Carlo Filippo Vardelli

Aggiornato 04/03/2021 alle 11:25 GMT+1

PREMIER LEAGUE - Il mago della panchina compie gli anni. È stato il padrone dell’ultimo decennio, ha ispirato tantissimi colleghi ed ha vinto a ripetizione. Arrivati a quota 50, le alternative son due: o inserisci il pilota automatico o continui a scendere in profondità col ragionamento. Pep ha scelto la seconda.

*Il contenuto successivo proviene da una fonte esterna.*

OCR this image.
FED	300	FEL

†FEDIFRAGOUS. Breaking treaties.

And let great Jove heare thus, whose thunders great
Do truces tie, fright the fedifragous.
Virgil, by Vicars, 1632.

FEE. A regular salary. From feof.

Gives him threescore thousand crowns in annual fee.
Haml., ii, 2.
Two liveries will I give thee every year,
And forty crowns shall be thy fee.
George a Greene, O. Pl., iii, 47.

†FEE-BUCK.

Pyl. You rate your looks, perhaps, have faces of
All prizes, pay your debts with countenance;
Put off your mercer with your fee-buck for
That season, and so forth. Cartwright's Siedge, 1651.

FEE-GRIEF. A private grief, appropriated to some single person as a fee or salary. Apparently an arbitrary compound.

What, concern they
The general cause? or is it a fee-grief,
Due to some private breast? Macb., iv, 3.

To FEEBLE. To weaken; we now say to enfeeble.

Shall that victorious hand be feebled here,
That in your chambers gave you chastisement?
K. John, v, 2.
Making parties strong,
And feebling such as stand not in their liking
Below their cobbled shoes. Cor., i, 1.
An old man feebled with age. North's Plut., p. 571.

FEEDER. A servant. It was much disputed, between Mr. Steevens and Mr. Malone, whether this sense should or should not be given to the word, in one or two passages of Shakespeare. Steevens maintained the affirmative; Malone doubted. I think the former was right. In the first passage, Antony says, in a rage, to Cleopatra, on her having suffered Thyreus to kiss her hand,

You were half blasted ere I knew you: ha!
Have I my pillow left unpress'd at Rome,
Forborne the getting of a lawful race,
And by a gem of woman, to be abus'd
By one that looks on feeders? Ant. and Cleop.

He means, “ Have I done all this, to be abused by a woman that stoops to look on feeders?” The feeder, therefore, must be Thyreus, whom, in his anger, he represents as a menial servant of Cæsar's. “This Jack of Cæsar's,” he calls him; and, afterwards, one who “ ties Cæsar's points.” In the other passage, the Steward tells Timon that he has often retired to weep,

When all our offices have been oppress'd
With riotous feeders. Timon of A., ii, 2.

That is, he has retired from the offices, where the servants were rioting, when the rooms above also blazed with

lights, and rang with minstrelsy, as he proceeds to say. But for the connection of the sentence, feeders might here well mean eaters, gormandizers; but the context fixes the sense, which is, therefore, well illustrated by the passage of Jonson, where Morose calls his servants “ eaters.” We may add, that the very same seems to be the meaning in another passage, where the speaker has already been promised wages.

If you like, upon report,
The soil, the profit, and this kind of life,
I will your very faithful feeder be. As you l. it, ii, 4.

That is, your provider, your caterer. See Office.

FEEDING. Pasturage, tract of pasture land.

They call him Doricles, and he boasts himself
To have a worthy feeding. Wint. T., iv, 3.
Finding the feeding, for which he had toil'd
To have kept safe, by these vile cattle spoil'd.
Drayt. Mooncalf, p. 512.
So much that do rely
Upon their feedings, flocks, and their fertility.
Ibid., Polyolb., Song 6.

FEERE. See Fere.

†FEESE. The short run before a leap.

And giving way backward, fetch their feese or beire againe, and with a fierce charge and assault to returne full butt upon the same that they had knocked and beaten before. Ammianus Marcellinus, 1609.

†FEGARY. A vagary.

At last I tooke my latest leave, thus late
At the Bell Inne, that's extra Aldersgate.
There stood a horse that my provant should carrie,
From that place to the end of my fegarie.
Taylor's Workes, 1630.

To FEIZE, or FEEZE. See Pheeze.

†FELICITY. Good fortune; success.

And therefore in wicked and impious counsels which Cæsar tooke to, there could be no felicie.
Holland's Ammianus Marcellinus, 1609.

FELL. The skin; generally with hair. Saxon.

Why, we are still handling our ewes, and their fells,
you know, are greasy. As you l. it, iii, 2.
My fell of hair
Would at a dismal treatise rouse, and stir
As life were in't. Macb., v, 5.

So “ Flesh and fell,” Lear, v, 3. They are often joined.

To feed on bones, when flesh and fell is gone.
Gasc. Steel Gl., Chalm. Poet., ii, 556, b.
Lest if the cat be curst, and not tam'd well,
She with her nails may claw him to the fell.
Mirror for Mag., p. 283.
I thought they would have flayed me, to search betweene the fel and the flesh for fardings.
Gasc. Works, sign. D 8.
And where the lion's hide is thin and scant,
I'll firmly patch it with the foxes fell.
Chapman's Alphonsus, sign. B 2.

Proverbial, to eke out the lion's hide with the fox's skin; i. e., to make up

Pep Guardiola, le saint de Manchester City

Credit Foto Getty Images

Siete mai stati in Catalogna? Chi ci ha messo piede, anche solo una volta nella vita, ha capito fin da subito quanto la gente che ci abita sia orgogliosa e attaccata al proprio territorio. Dalla lingua - incomprensibile anche se hai studiato il catalano - alla volontà di rendersi indipendenti dalla Spagna, la luce del capoluogo (Barcellona) vive nel ritmo e nella personalità di tante cose.
Quando l’8 maggio del 2008, Joan Laporta decide di assecondare la (crescente) personalità del giovane Josep Guardiola, affidandogli la panchina del Barcellona, probabilmente nemmeno lui sa a cosa sta andando incontro. Johan Cruyff, padre spirituale del club, ha già messo il proprio timbro di affidabilità, ma una scommessa è pur sempre una scommessa. E se va male?
Pep Guardiola, head coach of Manchester City during the UEFA Champions League Group C stage match between FC Porto and Manchester City at Estadio do Dragao on December 1, 2020 in Porto, Portugal. (
In quel 2008-2009, la prima volta di Guardiola come capo-allenatore di una prima squadra, si condensa tutta la storia della città. Dai Visigoti agli Arabi, passando per i francesi. Una storia fatta di contaminazione, che rivive in quella squadra fantastica capace di vincere ben 6 trofei in un anno. Lo chiameranno sextete.
"Le conoscenze che ho trasmesso ai miei giocatori non sono neanche mie - dice - appartengono a tutti gli allenatori che ho avuto". Quell’idea di melting pot culturale che ha macchiato il territorio del nativo di Santpedor, riemerge nel suo calcio. Guardiola ruba tutto quello che può dall’esperienza passata e, su quella base, applica le sue teorie futuristiche. Il bello ed i risultati vanno di pari passo, come due vecchie amiche rimaste vedove.
In poco tempo riesce a creare un’immagine spaventosa. Roberto Baggio, grande amico di Pep e suo compagno di squadra nel Brescia, durante una visita al Camp Nou nel 2010 riassume la paura che la squadra di Guardiola ha saputo creare nel mondo del calcio. Baggio entra nell’ufficio dell'amico, si avvicina ad una lavagna e piazza le pedine con un modulo 8-2 tutto rintanato negli ultimi 15 metri.
Dici che ce la fai, gli chiedono, abbiamo qualche possibilità di pareggiarla, ribatte il Divin Codino.
Con un gesto così sincero e banale, Baggio fa la fotografia del pensiero comune: contro quel Barcellona puoi solo perdere. Al limite puoi pareggiare, ma scordati di fare la tua partita.
Mollata la Catalogna nel 2012 con un lapidario "Il tempo logora anche i sogni. E io mi sento logorato. Per questo è meglio che sia qualcun altro a guidare il Barcellona", emigra in Germania. Il Bayern Monaco, da sempre rappresentato come il potere, viene completamente travolto dalla sua rivoluzione. In tre anni riesce ad avere influssi positivi su qualsiasi cosa si muova: dal giardiniere a Joshua Kimmich. Ed infatti ancora oggi, nonostante sia scappato da più di 4 anni, nel modo di ragionare dei bavaresi ci sono tante metodologie riconducibili al pensiero guardiolesco.
Gli ultimi 4 anni della sua carriera ci portano al traguardo dei 50, festeggiati in Inghilterra con il Manchester City. In questo strano e asfittico 2020-21, Pep è ancora in lotta su tutti i fronti: coppe nazionali, campionato e Champions League. Dovesse riuscire a vincere la sua terza coppa europea, la prima lontano da Barcellona, festeggerebbe l'immortalità calcistica nel migliore dei modi.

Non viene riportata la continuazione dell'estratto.